Medici Circle holds annual charity events to create scholarship opportunities for Texas Tech School of Art. The 5×7 format includes a dinner and the chance to buy as many 5″x7″ art pieces as one can get their hands on. Each art piece costs $75. I contributed 3 pieces this year, but have continued to utilize the format as a way to test out variations on theme and materials.

These pieces are made with a combination of materials including one or more of the following: graphite, pigment, and/or gunpowder on 5″x7″ stonehinge paper.

Ryder Jon Piotrs at “Art in the District”

Ryder Jon Piotrs will be presented by Ro2 Art at Art in the District.
Fairmont Hotel, 1717 N. Akard, Dallas
Friday- Sunday, Feb 5-7, 2010.

The 1st Annual Dallas Art In The District Art Fair features an array of contemporary emerging art galleries [and artists]. Art In The District provides participating galleries [and artists] with a platform to present new works to a strong and growing audience.
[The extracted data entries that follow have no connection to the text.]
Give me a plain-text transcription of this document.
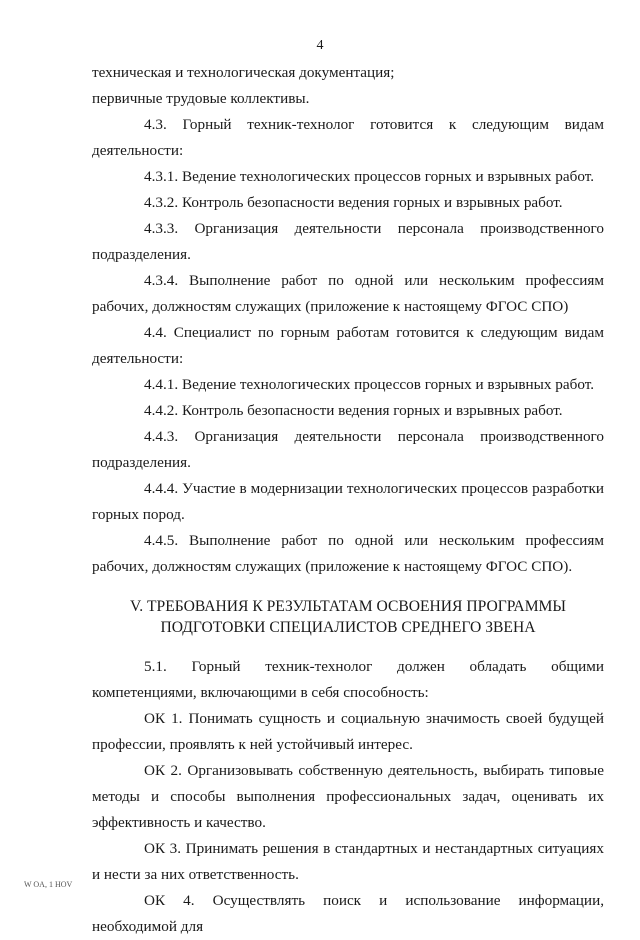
4

техническая и технологическая документация;

первичные трудовые коллективы.

4.3. Горный техник-технолог готовится к следующим видам деятельности:

4.3.1. Ведение технологических процессов горных и взрывных работ.

4.3.2. Контроль безопасности ведения горных и взрывных работ.

4.3.3. Организация деятельности персонала производственного подразделения.

4.3.4. Выполнение работ по одной или нескольким профессиям рабочих, должностям служащих (приложение к настоящему ФГОС СПО)

4.4. Специалист по горным работам готовится к следующим видам деятельности:

4.4.1. Ведение технологических процессов горных и взрывных работ.

4.4.2. Контроль безопасности ведения горных и взрывных работ.

4.4.3. Организация деятельности персонала производственного подразделения.

4.4.4. Участие в модернизации технологических процессов разработки горных пород.

4.4.5. Выполнение работ по одной или нескольким профессиям рабочих, должностям служащих (приложение к настоящему ФГОС СПО).

V. ТРЕБОВАНИЯ К РЕЗУЛЬТАТАМ ОСВОЕНИЯ ПРОГРАММЫ
ПОДГОТОВКИ СПЕЦИАЛИСТОВ СРЕДНЕГО ЗВЕНА

5.1. Горный техник-технолог должен обладать общими компетенциями, включающими в себя способность:

ОК 1. Понимать сущность и социальную значимость своей будущей профессии, проявлять к ней устойчивый интерес.

ОК 2. Организовывать собственную деятельность, выбирать типовые методы и способы выполнения профессиональных задач, оценивать их эффективность и качество.

ОК 3. Принимать решения в стандартных и нестандартных ситуациях и нести за них ответственность.

ОК 4. Осуществлять поиск и использование информации, необходимой для

W OA, 1 HOV
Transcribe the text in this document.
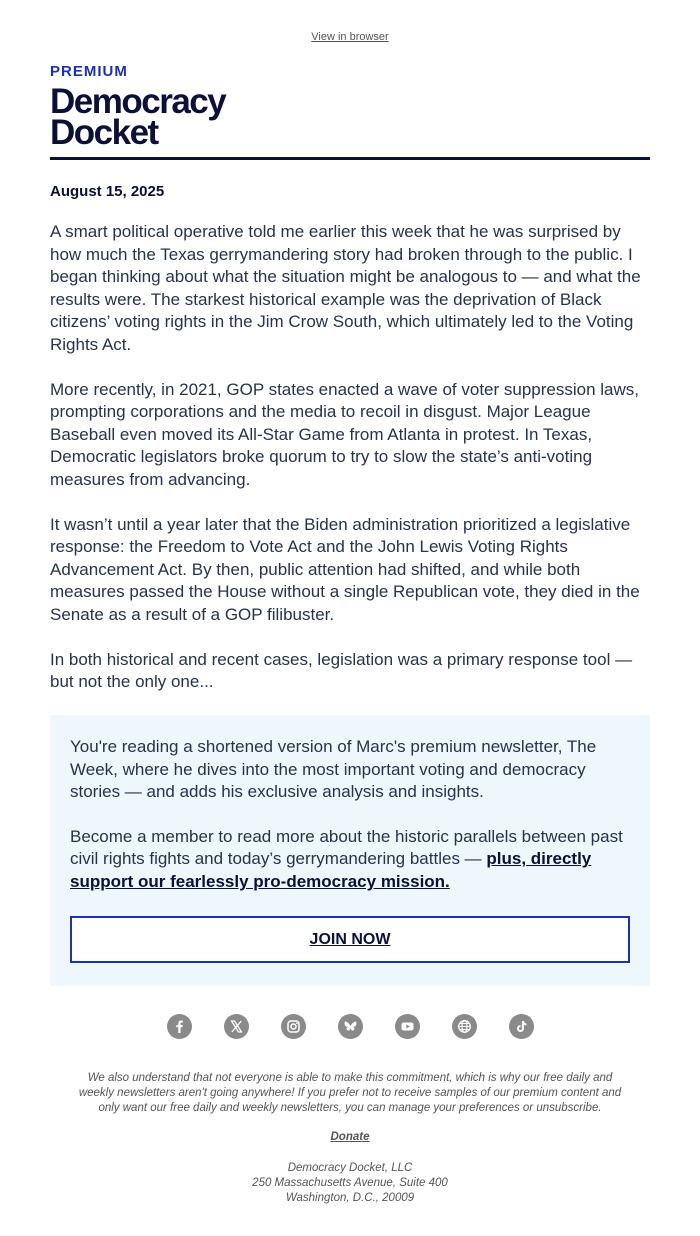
View in browser
PREMIUM
Democracy
Docket
August 15, 2025

A smart political operative told me earlier this week that he was surprised by how much the Texas gerrymandering story had broken through to the public. I began thinking about what the situation might be analogous to — and what the results were. The starkest historical example was the deprivation of Black citizens’ voting rights in the Jim Crow South, which ultimately led to the Voting Rights Act.

More recently, in 2021, GOP states enacted a wave of voter suppression laws, prompting corporations and the media to recoil in disgust. Major League Baseball even moved its All-Star Game from Atlanta in protest. In Texas, Democratic legislators broke quorum to try to slow the state’s anti-voting measures from advancing.

It wasn’t until a year later that the Biden administration prioritized a legislative response: the Freedom to Vote Act and the John Lewis Voting Rights Advancement Act. By then, public attention had shifted, and while both measures passed the House without a single Republican vote, they died in the Senate as a result of a GOP filibuster.

In both historical and recent cases, legislation was a primary response tool — but not the only one...

You're reading a shortened version of Marc's premium newsletter, The Week, where he dives into the most important voting and democracy stories — and adds his exclusive analysis and insights.

Become a member to read more about the historic parallels between past civil rights fights and today’s gerrymandering battles — plus, directly support our fearlessly pro-democracy mission.

JOIN NOW

We also understand that not everyone is able to make this commitment, which is why our free daily and weekly newsletters aren't going anywhere! If you prefer not to receive samples of our premium content and only want our free daily and weekly newsletters, you can manage your preferences or unsubscribe.
Donate
Democracy Docket, LLC
250 Massachusetts Avenue, Suite 400
Washington, D.C., 20009
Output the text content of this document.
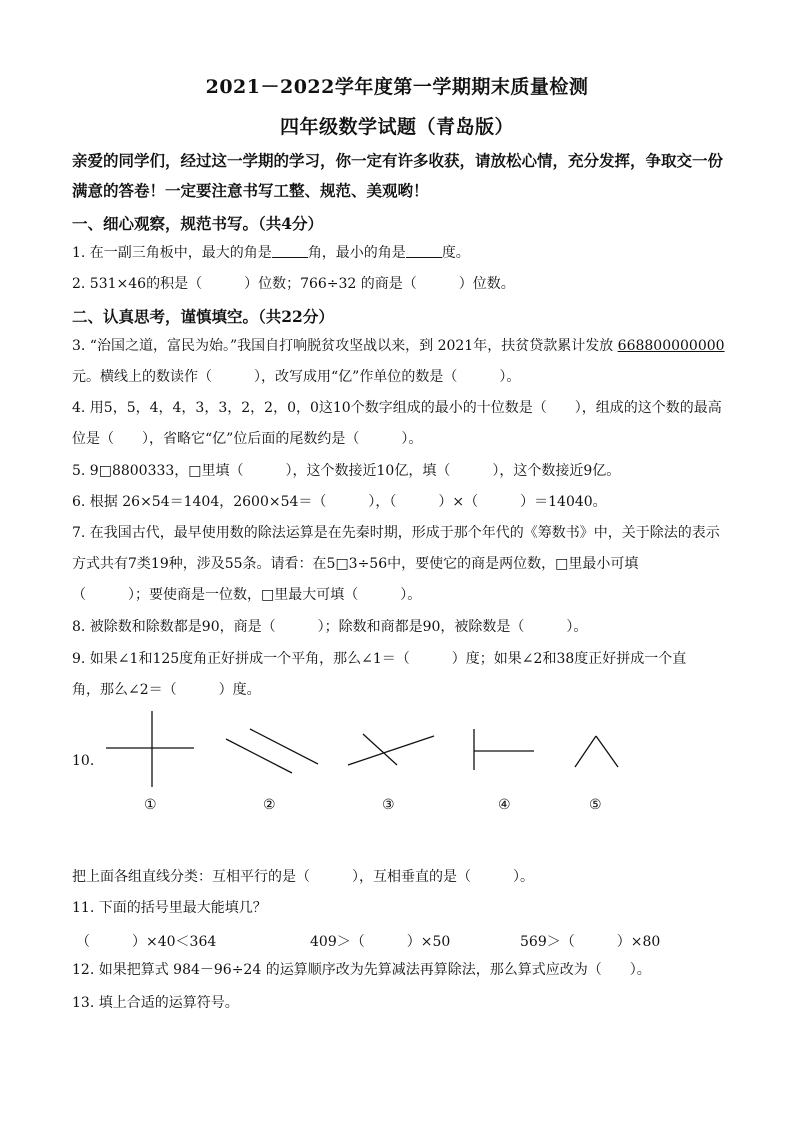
2021－2022学年度第一学期期末质量检测
四年级数学试题（青岛版）
亲爱的同学们，经过这一学期的学习，你一定有许多收获，请放松心情，充分发挥，争取交一份满意的答卷！一定要注意书写工整、规范、美观哟！
一、细心观察，规范书写。（共4分）
1. 在一副三角板中，最大的角是	角，最小的角是	度。
2. 531×46的积是（　　　）位数；766÷32 的商是（　　　）位数。
二、认真思考，谨慎填空。（共22分）
3. “治国之道，富民为始。”我国自打响脱贫攻坚战以来，到 2021年，扶贫贷款累计发放 668800000000元。横线上的数读作（　　　），改写成用“亿”作单位的数是（　　　）。
4. 用5，5，4，4，3，3，2，2，0，0这10个数字组成的最小的十位数是（　　），组成的这个数的最高位是（　　），省略它“亿”位后面的尾数约是（　　　）。
5. 9□8800333，□里填（　　　），这个数接近10亿，填（　　　），这个数接近9亿。
6. 根据 26×54＝1404，2600×54＝（　　　），（　　　）×（　　　）＝14040。
7. 在我国古代，最早使用数的除法运算是在先秦时期，形成于那个年代的《筹数书》中，关于除法的表示
方式共有7类19种，涉及55条。请看：在5□3÷56中，要使它的商是两位数，□里最小可填
（　　　）；要使商是一位数，□里最大可填（　　　）。
8. 被除数和除数都是90，商是（　　　）；除数和商都是90，被除数是（　　　）。
9. 如果∠1和125度角正好拼成一个平角，那么∠1＝（　　　）度；如果∠2和38度正好拼成一个直
角，那么∠2＝（　　　）度。
10.
①	②	③	④	⑤
把上面各组直线分类：互相平行的是（　　　），互相垂直的是（　　　）。
11. 下面的括号里最大能填几？
（　　　）×40＜364	409＞（　　　）×50	569＞（　　　）×80
12. 如果把算式 984－96÷24 的运算顺序改为先算减法再算除法，那么算式应改为（　　）。
13. 填上合适的运算符号。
Art In The District is for everyone from the first-time buyer to the art savvy collector.

The event is an attempt to present more localized arts and galleries during the Dallas Art Fair, which boasts 45 international art dealers and an attendance of over five thousand in 2009. “Art in the District” was conceived and realized by Ro2 Art, comprised of Jordan Roth and Susan Roth-Romans, and Bryan Embry of Ross Akard Gallery.

The Fairmount, 1717 N. Akard Street, Dallas, is directly across the street from the Dallas Art Fair held at the F.I.G. in downtown Dallas. The exhibition will take place on Friday, Saturday, and Sunday.

SIDESHOW: {preview of selected works for ‘Art in the District’ }
A selection of works on view with Dallas Public Arts Project at ThirdSpace,
located at 1608-C Main Street (next door to Neiman Marcus).

AFTER PARTY at Thirdspace on Tuesday the 9th of Feb!

Stop by if you get a chance… Please call or e-mail Ryder for more information.


Ro2 Art is proud to showcase works from:
Letitia Eldridge
Elizabeth Akamatsu
Ryder Richards
Piotr Chizinski
Jonathan Whitfill
Sue Anne Rische
J. Derrick Durham
Yan Macs


7mm Trajectory: Projection, 2010
gunpowder, gold leaf, graphite, acrylic, wood _ 24″x 48″x 12″

.243 Trajectory: Repression, 2010
gunpowder, gold leaf, graphite, acrylic, wood _ 24″x 48″x 12″

These are pieces I made over the holidays. They are a more complicated exlopration of the Trajectory pieces I made in 2009. Viewing these pieces as cultural portraits based on my upbringing in New Mexico creates an emotional read belied by the symmetry and structure. Each element [gold, graphite horizon, gunpowder trajectory, and the complex structure] provides symbolic content commenting on the the psychological impact of classical masculine cultures.